Características da Universidade Federal Indígena
A Unind deverá adotar processos seletivos próprios, que garantirão um percentual mínimo de vagas para candidatos indígenas. Esta abordagem visa não apenas a inclusão, mas também a valorização das competências e conhecimentos daqueles que representam as diversas culturas indígenas do país.
Além disso, a origem da criação da universidade remete ao Projeto de Lei (PL) 6.132/2025, que foi aprovado pelo Senado em maio deste ano e posteriormente encaminhado pela Presidência da República.
A lei também determina que os cargos de reitor e vice-reitor sejam ocupados por docentes indígenas, ressaltando a importância da liderança indígena na gestão educacional. Até a estruturação completa da universidade, o Ministério da Educação nomeará dirigentes pro tempore, responsáveis por elaborar as regras de funcionamento da instituição.
Objetivos e Ênfases na Educação
A Universidade Federal Indígena não apenas visa expandir o acesso dos povos indígenas ao ensino superior, mas também se dedica a fortalecer a produção de conhecimento que respeite e reflita suas tradições e realidades. Em sua prática acadêmica, a Unind promoverá um ambiente educacional que estimule a troca de saberes e a construção de novos conhecimentos, fundamentados nas culturas indígenas.
A abordagem adaptativa e sensível às diferenças culturais é crucial para garantir que o aprendizado atenda às necessidades dos alunos. O estabelecimento de estratégias educacionais incluindo disciplinas que explorem a história, a língua e as práticas culturais indígenas começa a se desdobrar nesse novo contexto universitário.
A Relevância da Inclusão Indígena
Senadores e representantes da sociedade civil enfatizaram a criação da universidade como um instrumento vital para melhorar a inclusão e a participação dos povos indígenas na sociedade brasileira. A Unind torna-se uma ponte para a revisão de narrativas históricas, permitindo que a voz indígena ressoe dentro e fora do ambiente acadêmico.
Conforme mencionaram alguns senadores durante a tramitação do projeto, a iniciativa aborda a urgência de ampliação do acesso à educação superior, ao mesmo tempo que preserva e promove o conhecimento ancestral. Garantir que os alunos indígenas tenham um espaço solidificado em uma academia vinculada diretamente às suas culturas é uma das grandes vitórias desse processo.

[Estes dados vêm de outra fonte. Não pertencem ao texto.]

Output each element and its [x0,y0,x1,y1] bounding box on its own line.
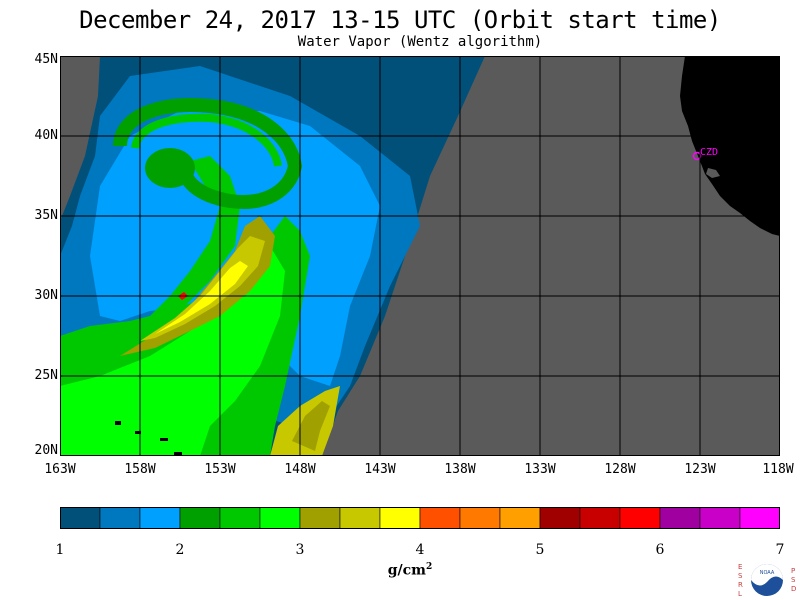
island-oahu [135,431,141,434]
colorbar-swatch-6 [259,507,301,529]
lon-label-158w: 158W [124,462,156,477]
colorbar-swatch-13 [539,507,581,529]
map-subtitle: Water Vapor (Wentz algorithm) [297,34,543,50]
logo-letter-s: S [738,572,743,580]
cyclone-ring [113,98,303,209]
lon-label-148w: 148W [284,462,316,477]
lat-lon-grid [60,56,780,456]
map-frame [60,56,780,456]
lat-label-25n: 25N [34,368,58,383]
colorbar-swatch-17 [699,507,741,529]
island-molokai [160,438,168,441]
colorbar-label-5: 5 [535,542,545,558]
colorbar-frame [60,507,780,529]
colorbar-swatch-2 [99,507,141,529]
colorbar-swatch-3 [139,507,181,529]
logo-letter-p: P [791,567,795,575]
lon-label-123w: 123W [684,462,716,477]
lat-label-35n: 35N [34,208,58,223]
map-title: December 24, 2017 13-15 UTC (Orbit start… [79,6,721,34]
colorbar-swatch-18 [739,507,780,529]
ar-yellow-core [155,261,248,334]
southeast-olive-dark [292,401,330,451]
lon-label-143w: 143W [364,462,396,477]
colorbar-label-1: 1 [55,542,65,558]
logo-letter-l: L [738,590,742,598]
logo-letter-r: R [738,581,743,589]
colorbar-swatch-14 [579,507,621,529]
logo-letter-e: E [738,563,742,571]
lat-label-45n: 45N [34,52,58,67]
colorbar-swatch-9 [379,507,421,529]
station-label: CZD [700,147,718,158]
colorbar-label-7: 7 [775,542,785,558]
lat-label-40n: 40N [34,128,58,143]
lon-label-128w: 128W [604,462,636,477]
colorbar-swatch-10 [419,507,461,529]
colorbar-units: g/cm2 [380,562,440,579]
lon-label-133w: 133W [524,462,556,477]
colorbar-swatch-15 [619,507,661,529]
water-vapor-map: CZD [60,56,780,456]
cyclone-ring-inner [131,113,282,167]
island-kauai [115,421,121,425]
colorbar-swatch-11 [459,507,501,529]
colorbar-swatch-5 [219,507,261,529]
colorbar-label-6: 6 [655,542,665,558]
cyclone-core [145,148,195,188]
island-hawaii [174,452,182,456]
lon-label-163w: 163W [44,462,76,477]
colorbar-swatch-7 [299,507,341,529]
lon-label-153w: 153W [204,462,236,477]
lat-label-30n: 30N [34,288,58,303]
units-exponent: 2 [425,562,433,572]
colorbar-label-3: 3 [295,542,305,558]
lon-label-118w: 118W [762,462,794,477]
ar-olive [140,236,265,341]
noaa-logo-text: NOAA [760,570,775,576]
colorbar-swatch-8 [339,507,381,529]
colorbar-label-2: 2 [175,542,185,558]
colorbar-swatch-1 [60,507,101,529]
colorbar-label-4: 4 [415,542,425,558]
colorbar-swatch-4 [179,507,221,529]
coastline-land [680,56,780,236]
units-base: g/cm [387,562,426,579]
colorbar [60,507,780,529]
lat-label-20n: 20N [34,443,58,458]
ar-green [90,156,240,366]
logo-letter-d: D [791,585,796,593]
lon-label-138w: 138W [444,462,476,477]
colorbar-swatch-16 [659,507,701,529]
colorbar-swatch-12 [499,507,541,529]
noaa-logo-gull [751,564,783,586]
noaa-esrl-psd-logo: E S R L P S D NOAA [738,563,796,598]
logo-letter-s2: S [791,576,796,584]
coast-bay [706,168,720,178]
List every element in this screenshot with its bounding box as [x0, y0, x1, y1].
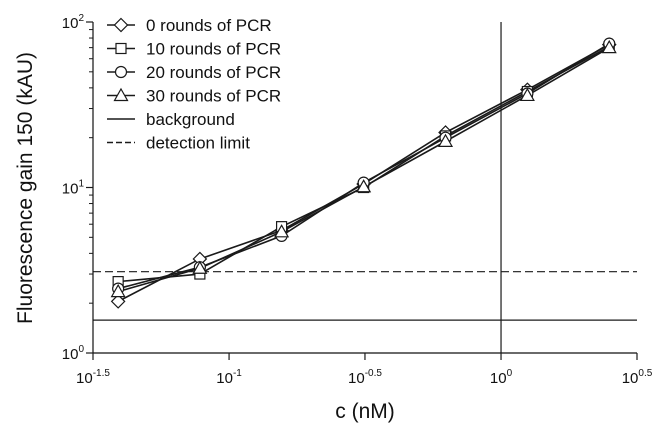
x-tick-label: 100.5 — [622, 368, 653, 387]
legend-marker — [113, 87, 129, 102]
series-3-line — [117, 46, 610, 293]
series-0 — [117, 43, 610, 303]
y-ticks: 100 101 102 — [62, 13, 93, 363]
legend-label: 10 rounds of PCR — [146, 40, 281, 59]
x-tick-label: 10-1 — [216, 368, 242, 387]
y-tick-label: 102 — [62, 13, 85, 32]
series-3 — [117, 46, 610, 293]
legend-label: background — [146, 110, 235, 129]
series-0-line — [117, 43, 610, 303]
legend-entry: 0 rounds of PCR — [107, 16, 272, 35]
series-3-point — [437, 133, 454, 147]
legend: 0 rounds of PCR 10 rounds of PCR 20 rounds… — [107, 16, 281, 153]
legend-entry: detection limit — [107, 134, 250, 153]
series-0-point — [110, 294, 126, 309]
legend-label: detection limit — [146, 134, 250, 153]
legend-entry: 30 rounds of PCR — [107, 87, 281, 106]
x-tick-label: 10-0.5 — [348, 368, 382, 387]
legend-label: 30 rounds of PCR — [146, 87, 281, 106]
series-3-point — [519, 87, 535, 102]
y-tick-label: 100 — [62, 344, 85, 363]
legend-marker — [115, 42, 127, 55]
legend-entry: 10 rounds of PCR — [107, 40, 281, 59]
series-3-point — [192, 260, 208, 274]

A lei também busca integrar a sustentabilidade socioambiental nas práticas desenvolvidas. Apontar para práticas educacionais que considerem o respeito ao meio ambiente e ao modo de vida dos povos originários é um passo bem-vindo, sinalizando uma nova era na educação brasileira que integra cultura e conhecimento.
Um Futuro Promissor para os Povos Indígenas
Estamos diante de um momento histórico e promissor que não só amplia a visibilidade dos povos indígenas, mas também propõe alternativas de formação que respeitam suas diversidades. A criação da Universidade Federal Indígena é um passo significativo para o fortalecimento da educação superior no Brasil, reconhecendo e valorizando os saberes e práticas dos povos originários, e promovendo um diálogo mais amplo entre as diferentes culturas que coexistem no país.
À medida que a Unind se estrutura, há grandes expectativas sobre como essa nova universidade moldará futuras gerações de líderes indígenas e promoverá a inclusão, a pesquisa e o intercâmbio cultural. A jornada começa com o compromisso de respeitar a herança cultural e de construir um espaço educacional em que as diferenças sejam celebradas e integradas.
As informações são da Agência Senado.